At the beginning of the 15th century in the so-called Herrenkapelle Chapel was buried members of the Gdańsk Teutonic Knights. In 1446, the overseer of the duties, Teutonic Knight Winrich von Manstede, founded the “wikariat” in the church. The chapel was celebrated daily for the Teutonic Knights, and four times a year the entire Dominican convent was to participate in the mass for the Teutonic Order. Around 1492 the merchant brotherhood of the so-called lubeczan took over the Herrenkapelle.

In the sixteenth century, during the turbulent times of the Reformation, the church was destroyed several times and plundered during tumults. The monks were expelled from the monastery, and a few of them lost their lives. In 1578, they returned to the monastery and took over the care of Catholic population, in increasingly Protestant Gdańsk. From that moment, the magnificence of the church and monastery began again. More monks lived in its walls, intellectual life and preaching flourished, and received new and wonderful furnishings. The end of the monastery’s splendor brought the Partitions of Poland and then the Napoleonic wars. In 1813, as a result of the Russian shelling of the city, the monastery completely burned down. Twenty years later, the Dominicans were forced to leave the city, and the ruined monastery buildings were finally demolished.
The church of St. Nicholas survived by remaining a Catholic parish. Another happy rescue took place in 1945, when the church was the only one not destroyed in the city. It owed it to its patron, who was venerated by the orthodox Russians, or more likely bribing them with wine from the church’s cellar.

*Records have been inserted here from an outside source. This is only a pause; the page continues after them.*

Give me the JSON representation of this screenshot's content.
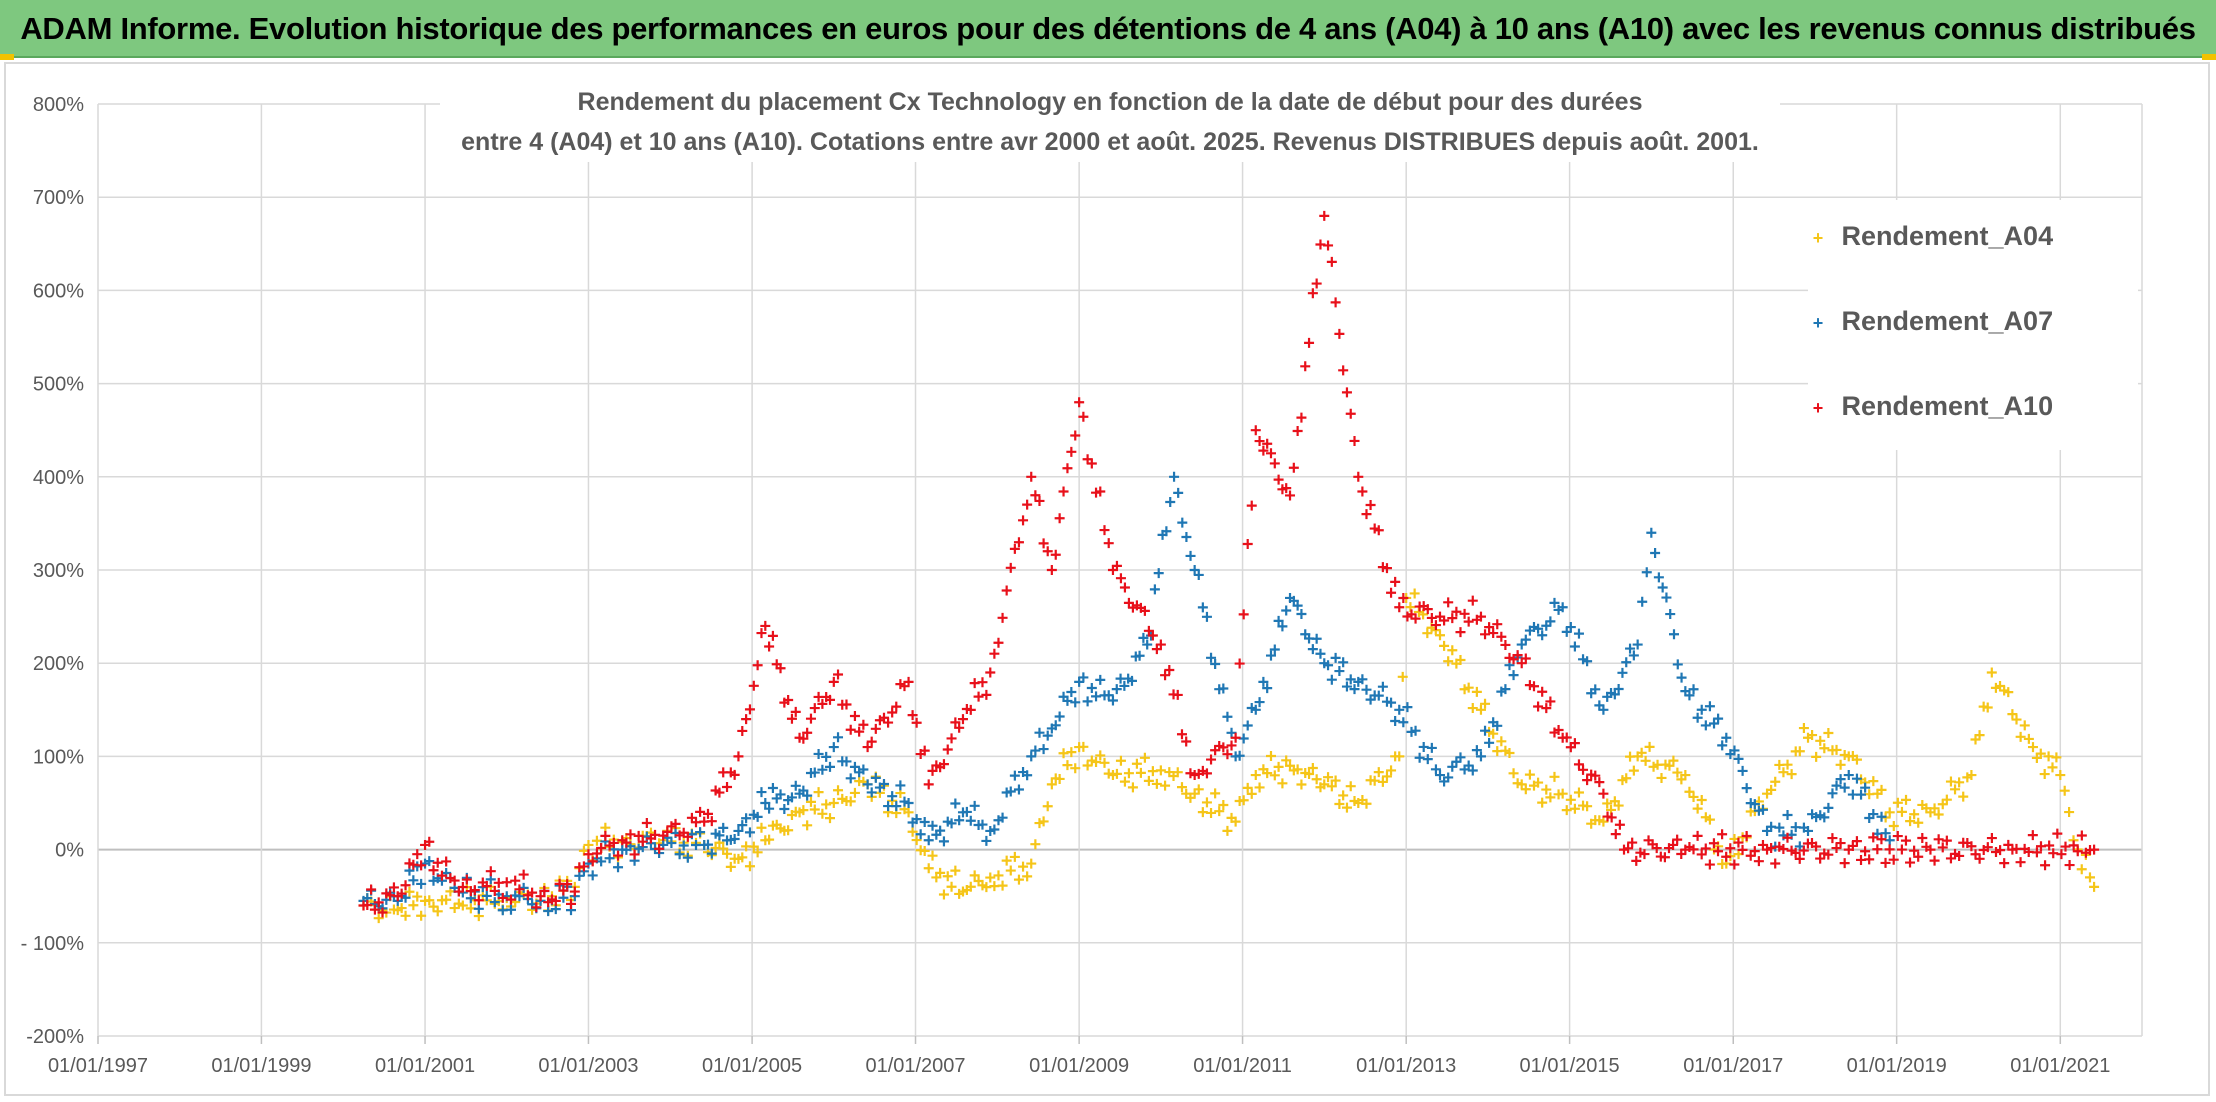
{
  "banner": {
    "title": "ADAM Informe. Evolution historique des performances en euros pour des détentions de 4 ans (A04) à 10 ans (A10) avec les revenus connus distribués",
    "background": "#7ec87f"
  },
  "chart_data": {
    "type": "scatter",
    "title_line1": "Rendement du placement Cx Technology  en fonction de la date de début pour des durées",
    "title_line2": "entre 4 (A04) et 10 ans (A10). Cotations entre avr 2000 et août. 2025. Revenus DISTRIBUES depuis août. 2001.",
    "xlabel": "",
    "ylabel": "",
    "x_range": [
      "1997-01-01",
      "2022-01-01"
    ],
    "ylim": [
      -200,
      800
    ],
    "y_ticks": [
      -200,
      -100,
      0,
      100,
      200,
      300,
      400,
      500,
      600,
      700,
      800
    ],
    "y_tick_labels": [
      "-200%",
      "- 100%",
      "0%",
      "100%",
      "200%",
      "300%",
      "400%",
      "500%",
      "600%",
      "700%",
      "800%"
    ],
    "x_ticks": [
      "1997-01-01",
      "1999-01-01",
      "2001-01-01",
      "2003-01-01",
      "2005-01-01",
      "2007-01-01",
      "2009-01-01",
      "2011-01-01",
      "2013-01-01",
      "2015-01-01",
      "2017-01-01",
      "2019-01-01",
      "2021-01-01"
    ],
    "x_tick_labels": [
      "01/01/1997",
      "01/01/1999",
      "01/01/2001",
      "01/01/2003",
      "01/01/2005",
      "01/01/2007",
      "01/01/2009",
      "01/01/2011",
      "01/01/2013",
      "01/01/2015",
      "01/01/2017",
      "01/01/2019",
      "01/01/2021"
    ],
    "grid": true,
    "legend_position": "top-right",
    "marker": "+",
    "series": [
      {
        "name": "Rendement_A04",
        "color": "#f5c518",
        "points": [
          [
            "2000-04-01",
            -60
          ],
          [
            "2000-09-01",
            -65
          ],
          [
            "2001-01-01",
            -55
          ],
          [
            "2001-06-01",
            -58
          ],
          [
            "2002-01-01",
            -52
          ],
          [
            "2002-06-01",
            -55
          ],
          [
            "2002-11-01",
            -40
          ],
          [
            "2003-01-01",
            5
          ],
          [
            "2003-06-01",
            8
          ],
          [
            "2003-12-01",
            10
          ],
          [
            "2004-06-01",
            5
          ],
          [
            "2004-11-01",
            -10
          ],
          [
            "2005-03-01",
            10
          ],
          [
            "2005-08-01",
            40
          ],
          [
            "2006-01-01",
            50
          ],
          [
            "2006-06-01",
            70
          ],
          [
            "2006-12-01",
            40
          ],
          [
            "2007-03-01",
            -20
          ],
          [
            "2007-08-01",
            -45
          ],
          [
            "2007-12-01",
            -30
          ],
          [
            "2008-06-01",
            -15
          ],
          [
            "2008-09-01",
            70
          ],
          [
            "2009-01-01",
            110
          ],
          [
            "2009-06-01",
            80
          ],
          [
            "2010-01-01",
            85
          ],
          [
            "2010-06-01",
            60
          ],
          [
            "2010-12-01",
            30
          ],
          [
            "2011-03-01",
            80
          ],
          [
            "2011-08-01",
            90
          ],
          [
            "2012-01-01",
            70
          ],
          [
            "2012-06-01",
            50
          ],
          [
            "2012-12-01",
            100
          ],
          [
            "2013-01-01",
            270
          ],
          [
            "2013-06-01",
            230
          ],
          [
            "2013-12-01",
            150
          ],
          [
            "2014-06-01",
            70
          ],
          [
            "2014-12-01",
            60
          ],
          [
            "2015-06-01",
            30
          ],
          [
            "2015-11-01",
            100
          ],
          [
            "2016-06-01",
            80
          ],
          [
            "2016-12-01",
            -15
          ],
          [
            "2017-06-01",
            60
          ],
          [
            "2017-12-01",
            120
          ],
          [
            "2018-06-01",
            100
          ],
          [
            "2018-12-01",
            40
          ],
          [
            "2019-06-01",
            40
          ],
          [
            "2019-12-01",
            80
          ],
          [
            "2020-03-01",
            190
          ],
          [
            "2020-09-01",
            110
          ],
          [
            "2021-01-01",
            80
          ],
          [
            "2021-03-01",
            10
          ],
          [
            "2021-06-01",
            -40
          ]
        ]
      },
      {
        "name": "Rendement_A07",
        "color": "#1f77b4",
        "points": [
          [
            "2000-04-01",
            -55
          ],
          [
            "2000-09-01",
            -55
          ],
          [
            "2001-01-01",
            -15
          ],
          [
            "2001-06-01",
            -45
          ],
          [
            "2002-01-01",
            -50
          ],
          [
            "2002-06-01",
            -55
          ],
          [
            "2002-11-01",
            -50
          ],
          [
            "2003-01-01",
            -15
          ],
          [
            "2003-06-01",
            0
          ],
          [
            "2003-12-01",
            5
          ],
          [
            "2004-06-01",
            5
          ],
          [
            "2004-11-01",
            20
          ],
          [
            "2005-03-01",
            50
          ],
          [
            "2005-08-01",
            60
          ],
          [
            "2006-01-01",
            110
          ],
          [
            "2006-06-01",
            70
          ],
          [
            "2006-12-01",
            50
          ],
          [
            "2007-03-01",
            10
          ],
          [
            "2007-08-01",
            40
          ],
          [
            "2007-12-01",
            20
          ],
          [
            "2008-06-01",
            100
          ],
          [
            "2008-09-01",
            130
          ],
          [
            "2009-01-01",
            180
          ],
          [
            "2009-06-01",
            160
          ],
          [
            "2009-11-01",
            220
          ],
          [
            "2010-03-01",
            400
          ],
          [
            "2010-06-01",
            300
          ],
          [
            "2010-12-01",
            100
          ],
          [
            "2011-03-01",
            150
          ],
          [
            "2011-08-01",
            270
          ],
          [
            "2012-01-01",
            200
          ],
          [
            "2012-06-01",
            180
          ],
          [
            "2012-12-01",
            150
          ],
          [
            "2013-06-01",
            80
          ],
          [
            "2013-12-01",
            100
          ],
          [
            "2014-06-01",
            220
          ],
          [
            "2014-12-01",
            260
          ],
          [
            "2015-06-01",
            150
          ],
          [
            "2015-11-01",
            220
          ],
          [
            "2016-01-01",
            340
          ],
          [
            "2016-06-01",
            170
          ],
          [
            "2016-12-01",
            120
          ],
          [
            "2017-06-01",
            20
          ],
          [
            "2017-12-01",
            20
          ],
          [
            "2018-06-01",
            80
          ],
          [
            "2018-12-01",
            10
          ]
        ]
      },
      {
        "name": "Rendement_A10",
        "color": "#e8101a",
        "points": [
          [
            "2000-04-01",
            -60
          ],
          [
            "2000-09-01",
            -50
          ],
          [
            "2001-01-01",
            5
          ],
          [
            "2001-06-01",
            -45
          ],
          [
            "2002-01-01",
            -35
          ],
          [
            "2002-06-01",
            -50
          ],
          [
            "2002-11-01",
            -45
          ],
          [
            "2003-01-01",
            -5
          ],
          [
            "2003-06-01",
            10
          ],
          [
            "2003-12-01",
            15
          ],
          [
            "2004-06-01",
            30
          ],
          [
            "2004-11-01",
            100
          ],
          [
            "2005-03-01",
            240
          ],
          [
            "2005-08-01",
            120
          ],
          [
            "2006-01-01",
            180
          ],
          [
            "2006-06-01",
            110
          ],
          [
            "2006-12-01",
            180
          ],
          [
            "2007-03-01",
            70
          ],
          [
            "2007-08-01",
            140
          ],
          [
            "2007-12-01",
            190
          ],
          [
            "2008-06-01",
            400
          ],
          [
            "2008-09-01",
            300
          ],
          [
            "2009-01-01",
            480
          ],
          [
            "2009-06-01",
            300
          ],
          [
            "2010-01-01",
            220
          ],
          [
            "2010-06-01",
            80
          ],
          [
            "2010-12-01",
            120
          ],
          [
            "2011-03-01",
            450
          ],
          [
            "2011-08-01",
            380
          ],
          [
            "2012-01-01",
            680
          ],
          [
            "2012-06-01",
            400
          ],
          [
            "2012-12-01",
            260
          ],
          [
            "2013-06-01",
            250
          ],
          [
            "2013-12-01",
            250
          ],
          [
            "2014-06-01",
            200
          ],
          [
            "2014-12-01",
            120
          ],
          [
            "2015-06-01",
            60
          ],
          [
            "2015-09-01",
            0
          ],
          [
            "2016-06-01",
            0
          ],
          [
            "2017-06-01",
            0
          ],
          [
            "2018-06-01",
            0
          ],
          [
            "2019-06-01",
            0
          ],
          [
            "2020-06-01",
            0
          ],
          [
            "2021-06-01",
            0
          ]
        ]
      }
    ]
  },
  "legend": {
    "items": [
      {
        "label": "Rendement_A04",
        "color": "#f5c518"
      },
      {
        "label": "Rendement_A07",
        "color": "#1f77b4"
      },
      {
        "label": "Rendement_A10",
        "color": "#e8101a"
      }
    ],
    "marker": "+"
  }
}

   Basilica of St. Nicholas is a three-nave, hall church about 63 meters in length and 22.24 meters in width. The north aisle passes eastward into the chapel of St. Jack, and the southern one under the tower in the chapel of St. Jozef and further into the sacristy. The west façade is finished with a gable adorned with pinnacles. The church was covered with a triple roof, above each aisle. The interior covered with stellar vaults is supported on 10 octagonal pillars. In the basement there are crypts, open to the public during the Dominican Fair.
The earliest gothic monuments are: Pieta from the beginning of the 15th century in the chapel of St. Jack and paintings on the northern wall of the presbytery from around 1430. The gothic equipment also includes a tablet painting of the Mother of God with the Infant from 1466, a crucifix from around 1520 and artistically valuable stalls, set on both sides of the presbytery, consisting of gothic seats from the mid-16th century and later backs from the eighteenth century.

Current state

    The church of St. Nicholas is one of the most valuable sacred monuments of Gdańsk, the more valuable it is that it survived World War II without any damages. It has preserved its medieval, gothic appearance and many of the original equipment. Until recently, it seemed that the monastery buildings did not survive to modern times. However fortunately in 2005, a romanesque monastery refectory was discovered under Dominican Square, the majority of which remained in good condition and after the renovation was open to the public. The refectory has a unique design with groin vault and four domes.